А как выглядела Япония той поры? Самурайская военщина в канун войны и после нее любила прибедняться, что могучая Россия на них, слабых, наступала, мол, а они вынуждены были защищаться. Это, безусловно, неверно. Да, тогдашняя Япония была во всех отношениях слабее, но расположение театра военных действий было таково, что все преимущества оставались у японской стороны. К январю 1904 года, когда началась война, японская армия, собранная в кулак, насчитывала 375 тысяч штыков и сабель при 1140 орудиях. А русские войска на Дальнем Востоке составляли 98 тысяч при 148 орудиях, не считая пограничной стражи и прочих вспомогательных сил, но они были распылены по громадному пространству.
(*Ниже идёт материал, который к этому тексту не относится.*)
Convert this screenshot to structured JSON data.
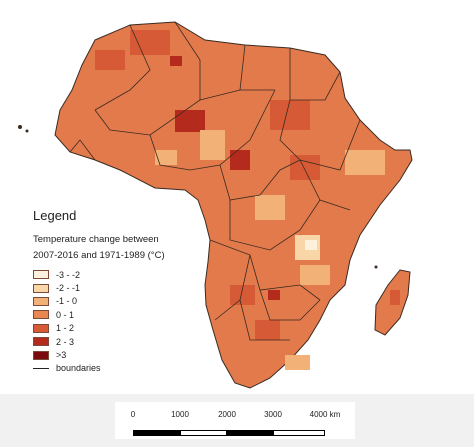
{
  "legend": {
    "title": "Legend",
    "subtitle_line1": "Temperature change between",
    "subtitle_line2": "2007-2016 and 1971-1989 (°C)",
    "classes": [
      {
        "label": "-3 - -2",
        "color": "#fdf0dc"
      },
      {
        "label": "-2 - -1",
        "color": "#f8d6a8"
      },
      {
        "label": "-1 - 0",
        "color": "#f2b176"
      },
      {
        "label": "0 - 1",
        "color": "#e8874f"
      },
      {
        "label": "1 - 2",
        "color": "#d65a35"
      },
      {
        "label": "2 - 3",
        "color": "#b42a1d"
      },
      {
        "label": ">3",
        "color": "#7a0a0d"
      }
    ],
    "boundaries_label": "boundaries"
  },
  "scalebar": {
    "ticks": [
      "0",
      "1000",
      "2000",
      "3000",
      "4000 km"
    ]
  },
  "colors": {
    "land": "#e27a4b",
    "warm": "#d65a35",
    "hot": "#b42a1d",
    "cool": "#f2b176",
    "boundary": "#3a2b22"
  }
}
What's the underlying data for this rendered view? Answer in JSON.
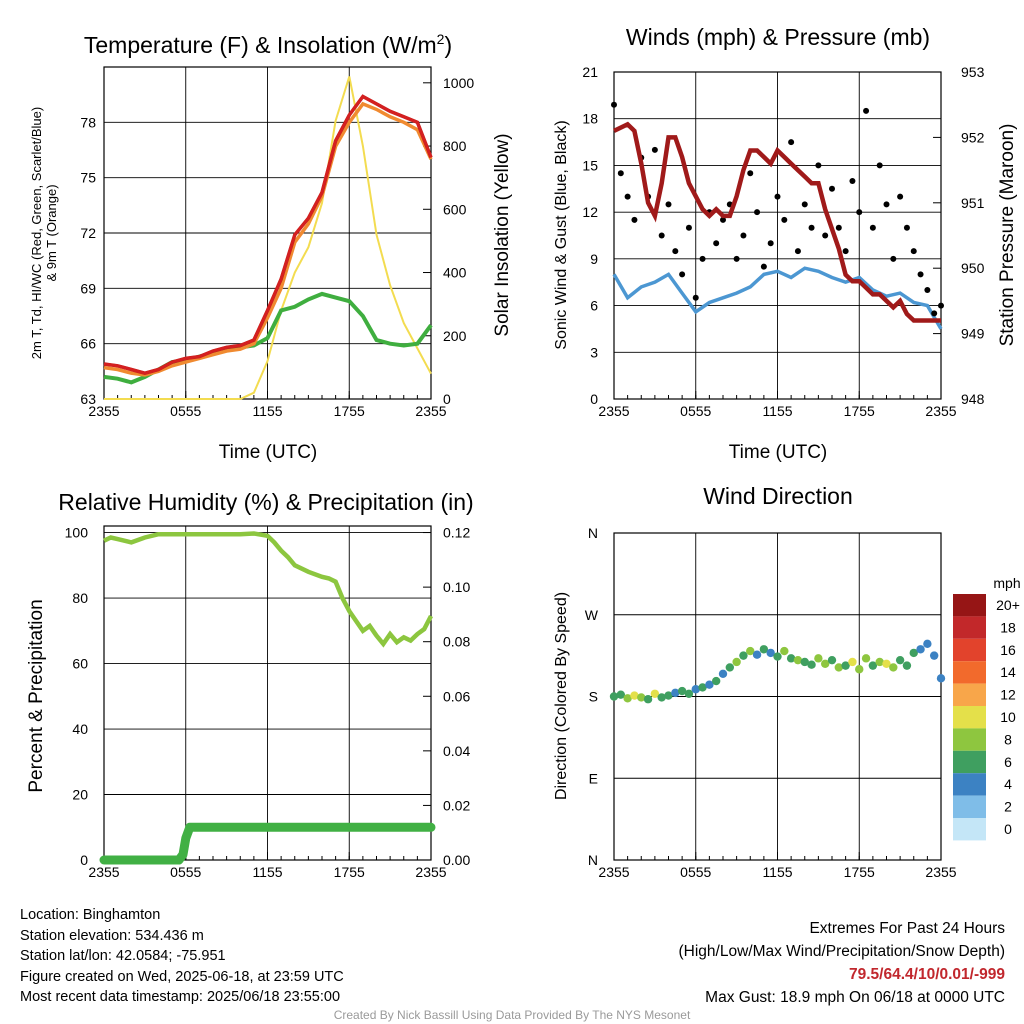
{
  "time_ticks": [
    "2355",
    "0555",
    "1155",
    "1755",
    "2355"
  ],
  "colors": {
    "air_temp": "#d42020",
    "dewpoint": "#3fae3f",
    "heat_index": "#c01515",
    "temp_9m": "#f08a30",
    "insolation": "#f3dc50",
    "sonic_wind": "#4c97d2",
    "gust": "#000000",
    "pressure": "#a01a1a",
    "rh": "#8cc63f",
    "precip": "#41b044"
  },
  "wind_colorbar": {
    "unit": "mph",
    "labels": [
      "20+",
      "18",
      "16",
      "14",
      "12",
      "10",
      "8",
      "6",
      "4",
      "2",
      "0"
    ],
    "colors": [
      "#961515",
      "#c2282a",
      "#e2432c",
      "#f26a2c",
      "#f8a64a",
      "#e4e04a",
      "#8ec63f",
      "#3f9f60",
      "#3c82c3",
      "#7fbde8",
      "#c4e6f7"
    ]
  },
  "chart_data": [
    {
      "type": "line",
      "title": "Temperature (F) & Insolation (W/m²)",
      "xlabel": "Time (UTC)",
      "ylabel_left": "2m T, Td, HI/WC (Red, Green, Scarlet/Blue) & 9m T (Orange)",
      "ylabel_right": "Solar Insolation (Yellow)",
      "x_ticks": [
        "2355",
        "0555",
        "1155",
        "1755",
        "2355"
      ],
      "x_hours": [
        0,
        6,
        12,
        18,
        24
      ],
      "ylim": [
        63,
        81
      ],
      "y_ticks": [
        63,
        66,
        69,
        72,
        75,
        78
      ],
      "y2lim": [
        0,
        1050
      ],
      "y2_ticks": [
        0,
        200,
        400,
        600,
        800,
        1000
      ],
      "grid": true,
      "series": [
        {
          "x": [
            0,
            1,
            2,
            3,
            4,
            5,
            6,
            7,
            8,
            9,
            10,
            11,
            12,
            13,
            14,
            15,
            16,
            17,
            18,
            19,
            20,
            21,
            22,
            23,
            24
          ],
          "y": [
            64.9,
            64.8,
            64.6,
            64.4,
            64.6,
            65.0,
            65.2,
            65.3,
            65.6,
            65.8,
            65.9,
            66.2,
            67.8,
            69.5,
            71.9,
            72.8,
            74.2,
            77.0,
            78.4,
            79.4,
            79.0,
            78.6,
            78.3,
            78.0,
            76.1
          ]
        },
        {
          "x": [
            0,
            1,
            2,
            3,
            4,
            5,
            6,
            7,
            8,
            9,
            10,
            11,
            12,
            13,
            14,
            15,
            16,
            17,
            18,
            19,
            20,
            21,
            22,
            23,
            24
          ],
          "y": [
            64.9,
            64.8,
            64.6,
            64.4,
            64.6,
            65.0,
            65.2,
            65.3,
            65.6,
            65.8,
            65.9,
            66.2,
            67.8,
            69.5,
            71.9,
            72.8,
            74.2,
            77.0,
            78.4,
            79.4,
            79.0,
            78.6,
            78.3,
            78.0,
            76.1
          ]
        },
        {
          "x": [
            0,
            1,
            2,
            3,
            4,
            5,
            6,
            7,
            8,
            9,
            10,
            11,
            12,
            13,
            14,
            15,
            16,
            17,
            18,
            19,
            20,
            21,
            22,
            23,
            24
          ],
          "y": [
            64.7,
            64.6,
            64.4,
            64.3,
            64.5,
            64.8,
            65.0,
            65.2,
            65.4,
            65.6,
            65.7,
            66.0,
            67.4,
            69.0,
            71.5,
            72.5,
            74.0,
            76.7,
            78.0,
            79.0,
            78.7,
            78.3,
            78.0,
            77.6,
            76.0
          ]
        },
        {
          "x": [
            0,
            1,
            2,
            3,
            4,
            5,
            6,
            7,
            8,
            9,
            10,
            11,
            12,
            13,
            14,
            15,
            16,
            17,
            18,
            19,
            20,
            21,
            22,
            23,
            24
          ],
          "y": [
            64.2,
            64.1,
            63.9,
            64.2,
            64.6,
            65.0,
            65.1,
            65.3,
            65.5,
            65.7,
            65.8,
            65.9,
            66.3,
            67.8,
            68.0,
            68.4,
            68.7,
            68.5,
            68.3,
            67.5,
            66.2,
            66.0,
            65.9,
            66.0,
            67.0
          ]
        },
        {
          "x": [
            0,
            1,
            2,
            3,
            4,
            5,
            6,
            7,
            8,
            9,
            10,
            11,
            12,
            13,
            14,
            15,
            16,
            17,
            18,
            19,
            20,
            21,
            22,
            23,
            24
          ],
          "y": [
            0,
            0,
            0,
            0,
            0,
            0,
            0,
            0,
            0,
            0,
            0,
            20,
            120,
            280,
            400,
            480,
            620,
            880,
            1020,
            800,
            520,
            360,
            240,
            160,
            80
          ]
        }
      ]
    },
    {
      "type": "line",
      "title": "Winds (mph) & Pressure (mb)",
      "xlabel": "Time (UTC)",
      "ylabel_left": "Sonic Wind & Gust (Blue, Black)",
      "ylabel_right": "Station Pressure (Maroon)",
      "x_ticks": [
        "2355",
        "0555",
        "1155",
        "1755",
        "2355"
      ],
      "x_hours": [
        0,
        6,
        12,
        18,
        24
      ],
      "ylim": [
        0,
        21
      ],
      "y_ticks": [
        0,
        3,
        6,
        9,
        12,
        15,
        18,
        21
      ],
      "y2lim": [
        948,
        953
      ],
      "y2_ticks": [
        948,
        949,
        950,
        951,
        952,
        953
      ],
      "grid": true,
      "series": [
        {
          "x": [
            0,
            1,
            2,
            3,
            4,
            5,
            6,
            7,
            8,
            9,
            10,
            11,
            12,
            13,
            14,
            15,
            16,
            17,
            18,
            19,
            20,
            21,
            22,
            23,
            24
          ],
          "y": [
            8.0,
            6.5,
            7.2,
            7.5,
            8.0,
            6.8,
            5.6,
            6.2,
            6.5,
            6.8,
            7.2,
            8.0,
            8.2,
            7.8,
            8.4,
            8.2,
            7.8,
            7.5,
            7.8,
            7.0,
            6.6,
            6.8,
            6.2,
            6.0,
            4.5
          ]
        },
        {
          "x": [
            0,
            0.5,
            1,
            1.5,
            2,
            2.5,
            3,
            3.5,
            4,
            4.5,
            5,
            5.5,
            6,
            6.5,
            7,
            7.5,
            8,
            8.5,
            9,
            9.5,
            10,
            10.5,
            11,
            11.5,
            12,
            12.5,
            13,
            13.5,
            14,
            14.5,
            15,
            15.5,
            16,
            16.5,
            17,
            17.5,
            18,
            18.5,
            19,
            19.5,
            20,
            20.5,
            21,
            21.5,
            22,
            22.5,
            23,
            23.5,
            24
          ],
          "y": [
            18.9,
            14.5,
            13.0,
            11.5,
            15.5,
            13.0,
            16.0,
            10.5,
            12.5,
            9.5,
            8.0,
            11.0,
            6.5,
            9.0,
            12.0,
            10.0,
            11.5,
            12.5,
            9.0,
            10.5,
            14.5,
            12.0,
            8.5,
            10.0,
            13.0,
            11.5,
            16.5,
            9.5,
            12.5,
            11.0,
            15.0,
            10.5,
            13.5,
            11.0,
            9.5,
            14.0,
            12.0,
            18.5,
            11.0,
            15.0,
            12.5,
            9.0,
            13.0,
            11.0,
            9.5,
            8.0,
            7.0,
            5.5,
            6.0
          ]
        },
        {
          "x": [
            0,
            1,
            1.5,
            2,
            2.5,
            3,
            3.5,
            4,
            4.5,
            5,
            5.5,
            6,
            6.5,
            7,
            7.5,
            8,
            8.5,
            9,
            9.5,
            10,
            10.5,
            11,
            11.5,
            12,
            12.5,
            13,
            13.5,
            14,
            14.5,
            15,
            15.5,
            16,
            16.5,
            17,
            17.5,
            18,
            18.5,
            19,
            19.5,
            20,
            20.5,
            21,
            21.5,
            22,
            23,
            24
          ],
          "y": [
            952.1,
            952.2,
            952.1,
            951.6,
            951.0,
            950.8,
            951.3,
            952.0,
            952.0,
            951.7,
            951.3,
            951.1,
            950.9,
            950.8,
            950.9,
            950.8,
            950.8,
            951.1,
            951.5,
            951.8,
            951.8,
            951.7,
            951.6,
            951.8,
            951.7,
            951.6,
            951.5,
            951.4,
            951.3,
            951.3,
            950.9,
            950.6,
            950.3,
            949.9,
            949.8,
            949.8,
            949.7,
            949.6,
            949.6,
            949.5,
            949.4,
            949.5,
            949.3,
            949.2,
            949.2,
            949.2
          ]
        }
      ]
    },
    {
      "type": "line",
      "title": "Relative Humidity (%) & Precipitation (in)",
      "ylabel_left": "Percent & Precipitation",
      "x_ticks": [
        "2355",
        "0555",
        "1155",
        "1755",
        "2355"
      ],
      "x_hours": [
        0,
        6,
        12,
        18,
        24
      ],
      "ylim": [
        0,
        102
      ],
      "y_ticks": [
        0,
        20,
        40,
        60,
        80,
        100
      ],
      "y2lim": [
        0,
        0.1224
      ],
      "y2_ticks": [
        "0.00",
        "0.02",
        "0.04",
        "0.06",
        "0.08",
        "0.10",
        "0.12"
      ],
      "grid": true,
      "series": [
        {
          "x": [
            0,
            0.5,
            1,
            2,
            3,
            4,
            5,
            6,
            8,
            10,
            11,
            12,
            12.5,
            13,
            13.5,
            14,
            15,
            16,
            16.5,
            17,
            17.5,
            18,
            18.5,
            19,
            19.5,
            20,
            20.5,
            21,
            21.5,
            22,
            22.5,
            23,
            23.5,
            24
          ],
          "y": [
            97.5,
            98.5,
            98.0,
            97.0,
            98.5,
            99.5,
            99.5,
            99.5,
            99.5,
            99.5,
            99.7,
            99.0,
            97.0,
            94.5,
            92.5,
            90.0,
            88.0,
            86.5,
            86.0,
            85.0,
            80.0,
            76.0,
            73.0,
            70.0,
            71.5,
            68.5,
            66.0,
            69.0,
            66.5,
            68.0,
            67.0,
            69.0,
            70.5,
            74.5
          ]
        },
        {
          "x": [
            0,
            5.5,
            5.8,
            6.0,
            6.3,
            24
          ],
          "y": [
            0,
            0,
            0.002,
            0.008,
            0.012,
            0.012
          ]
        }
      ]
    },
    {
      "type": "scatter",
      "title": "Wind Direction",
      "ylabel_left": "Direction (Colored By Speed)",
      "x_ticks": [
        "2355",
        "0555",
        "1155",
        "1755",
        "2355"
      ],
      "x_hours": [
        0,
        6,
        12,
        18,
        24
      ],
      "y_tick_labels": [
        "N",
        "E",
        "S",
        "W",
        "N"
      ],
      "ylim": [
        0,
        360
      ],
      "grid": true,
      "legend": "right",
      "x": [
        0,
        0.5,
        1,
        1.5,
        2,
        2.5,
        3,
        3.5,
        4,
        4.5,
        5,
        5.5,
        6,
        6.5,
        7,
        7.5,
        8,
        8.5,
        9,
        9.5,
        10,
        10.5,
        11,
        11.5,
        12,
        12.5,
        13,
        13.5,
        14,
        14.5,
        15,
        15.5,
        16,
        16.5,
        17,
        17.5,
        18,
        18.5,
        19,
        19.5,
        20,
        20.5,
        21,
        21.5,
        22,
        22.5,
        23,
        23.5,
        24
      ],
      "y": [
        180,
        182,
        178,
        181,
        179,
        177,
        183,
        179,
        181,
        184,
        186,
        183,
        188,
        190,
        193,
        197,
        205,
        212,
        218,
        225,
        230,
        226,
        232,
        228,
        224,
        230,
        222,
        220,
        218,
        215,
        222,
        216,
        220,
        212,
        214,
        218,
        210,
        222,
        214,
        218,
        216,
        212,
        220,
        214,
        228,
        232,
        238,
        225,
        200
      ],
      "speed": [
        5,
        6,
        7,
        9,
        8,
        6,
        9,
        6,
        5,
        4,
        5,
        6,
        4,
        5,
        4,
        6,
        4,
        5,
        7,
        6,
        7,
        4,
        6,
        4,
        5,
        7,
        6,
        8,
        6,
        5,
        7,
        8,
        6,
        7,
        5,
        9,
        8,
        7,
        6,
        8,
        9,
        7,
        5,
        6,
        5,
        4,
        3,
        4,
        3
      ]
    }
  ],
  "info": {
    "location": "Location: Binghamton",
    "elevation": "Station elevation: 534.436 m",
    "latlon": "Station lat/lon: 42.0584; -75.951",
    "created": "Figure created on Wed, 2025-06-18, at 23:59 UTC",
    "recent": "Most recent data timestamp: 2025/06/18 23:55:00"
  },
  "extremes": {
    "title": "Extremes For Past 24 Hours",
    "subtitle": "(High/Low/Max Wind/Precipitation/Snow Depth)",
    "values": "79.5/64.4/10/0.01/-999",
    "gust": "Max Gust: 18.9 mph On 06/18 at 0000 UTC"
  },
  "credit": "Created By Nick Bassill Using Data Provided By The NYS Mesonet"
}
Примерно то же самое получилось и на морском театре. Силы России были разделены на три разрозненных флота: Балтийский, Черноморский и эскадру Тихого океана. Более того, эта эскадра, в свою очередь, делилась на основные силы с базой в Порт-Артуре и крейсерскую эскадру во Владивостоке. Преимущество японского Соединенного флота было очевидным, к тому же он действовал со своих баз.

Отметим и другое. Япония быстро вырастала в империалистического хищника, куда более агрессивного, чем миролюбивая, в общем-то, Россия. Стремительно развиваясь в последние десятилетия XIX века, правящие круги страны основные средства вкладывали в совершенствование вооруженных сил. Планы были самые широкие: для начала — подчинить Корею и Маньчжурию, а потом — поработить огромный, но беззащитный тогда Китай. Тяжеловесный русский медведь нависал с севера, это опасно. Значит, надо стукнуть ему по лапе, чтобы неповадно стало вмешиваться. А потом… потом посмотрим!..

Итак, японцы готовились к удару целенаправленно и четко, а в далеком Петербурге медлили и не имели никакого продуманного плана действий. Как обычно по-русски: да они не посмеют… чего спешить, добро бы на свадьбу, как говаривал классический герой.

Но они посмели. И еще как.

В прошлые века военные действия начинались неспешно и благородно: посол при шпаге и в орденах вручал главе враждебной державы вежливую ноту с объявлением военных действий. Будущие сражения на суше и на море начинались — и не сразу! — только после этой непременной процедуры. Хищный капитализм порушил ту вековую традицию. И сомнительная честь новаторства принадлежит самураям: в ночь на 27 января (9 февраля) 1904 года, когда вся Россия, в том числе и офицеры Тихоокеанской эскадры, отмечала день Святой Марии, японские миноносцы внезапно напали на Порт-Артур.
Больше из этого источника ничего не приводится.